Tudo é iluminado? O cara**o. Tudo é bem escuro.

1. Hoje, 13h30. O rapaz que traz o almoço aqui entregou-me um pequeno flyer do candidato a vereador que ele apoia. Eu disse que não votava no Brasil. Ele não é chato, não insistiu. Perguntou à recepcionista da produtora se já tinha candidato. Ela disse que já tinha e ele guardou o flyer sem reclamar. Eu perguntei-lhe porque é que ele apoia esse candidato. Ele respondeu “porque o caminho dele… é o meu. O caminho de Cristo”.

2. Ontem à noite, lendo o Público no Kindle antes de dormir. Do artigo sobre o apoio dos músicos portugueses às Pussy Riot, ficou-me na memória este depoimento:

Frágil, vocalista da banda punk Motornoise, acha que Portugal é “um país de manifestações no Facebook”. Lembra-se de “ver os milhares de pessoas que se juntaram para uma manifestação [‘Geração à rasca’], toda a gente ficou muito encantada com aquilo e a seguir mais nada”. “As pessoas não saem, não protestam, o Facebook para o português não podia calhar melhor”, conclui.

3. 27 de Julho de 2012. Um rapaz comum de 21 anos chamado Brett Cohen espeta uma partida monumental em Nova Iorque. Veste-se ao estilo ex-vencedor-do-american-idol e passeia-se pela baixa. Uns amigos fingem ser guarda-costas, entourage e fotógrafos, completando o disfarce. Os transeuntes caem que nem patinhos. As câmeras e os celulares disparam, as pessoas lembram os filmes em que o viram, as adolescentes gritam, um homem declara que adorou o seu último single.

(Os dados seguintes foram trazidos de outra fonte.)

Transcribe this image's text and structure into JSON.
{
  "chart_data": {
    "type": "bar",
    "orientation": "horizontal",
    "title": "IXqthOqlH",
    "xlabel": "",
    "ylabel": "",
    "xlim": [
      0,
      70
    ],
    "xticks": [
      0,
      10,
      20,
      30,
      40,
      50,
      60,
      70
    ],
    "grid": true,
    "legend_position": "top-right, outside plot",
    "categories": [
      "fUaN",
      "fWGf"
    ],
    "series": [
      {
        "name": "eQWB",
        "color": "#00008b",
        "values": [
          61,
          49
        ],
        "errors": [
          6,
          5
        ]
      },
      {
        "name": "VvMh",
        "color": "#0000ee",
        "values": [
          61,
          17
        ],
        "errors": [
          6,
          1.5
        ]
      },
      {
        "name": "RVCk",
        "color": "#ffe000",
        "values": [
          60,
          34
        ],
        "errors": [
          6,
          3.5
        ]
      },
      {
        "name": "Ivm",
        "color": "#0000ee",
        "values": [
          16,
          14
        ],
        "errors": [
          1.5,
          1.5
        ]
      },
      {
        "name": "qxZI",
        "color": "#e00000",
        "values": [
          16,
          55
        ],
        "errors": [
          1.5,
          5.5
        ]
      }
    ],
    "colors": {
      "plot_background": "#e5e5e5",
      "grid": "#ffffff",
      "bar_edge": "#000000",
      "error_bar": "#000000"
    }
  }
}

E Brett ficou calado enquanto deixava tudo acontecer à sua volta.
httpv://youtu.be/XYU1a0lTTTw

4. Julho de 1961. Inspirado pelo julgamento de Adolf Eichmann (o mesmo que levou Hannah Arendt ao conceito da banalidade do mal), Stanley Milgram começa uma experiência em Yale para avaliar até que ponto é que, perante uma figura de autoridade, alguém pode praticar atos contrários à sua consciência moral. Os testados tinham que dar choques elétricos de intensidade crescente a um sujeito, caso ele não conseguisse responder corretamente a uma série de perguntas. Era tudo mentira, mas os testados não sabiam. Se, incomodados pelos gritos de dor do ator, eles quisessem parar o teste, o investigador que os acompanhava diria só as seguintes frases nesta ordem:

– Por favor, continue.

– A experiência requer que você continue.

– É absolutamente essencial que você continue.

– Não há outra opção, você tem que continuar.

A experiência seria interrompida se ainda assim o testado ainda quisesse parar. Se isso não acontecesse, só terminaria depois de ele dar 3 choques de intensidade máxima, 450 volts. Os testados não eram indiferentes à suposta dor do sujeito: eles “suavam, tremiam, gaguejavam, mordiam os lábios, gemiam, cavavam as unhas na pele, e alguns até tiveram ataques de riso nervosos ou convulsões”. Mas, contra todas as expectativas de Milgram, 65% deles chegaram à carga máxima.

Não sei bem como, mas eu sei que estas coisas estão ligadas. Eu sei, eu sei, eu sei, eu sei, eu sei.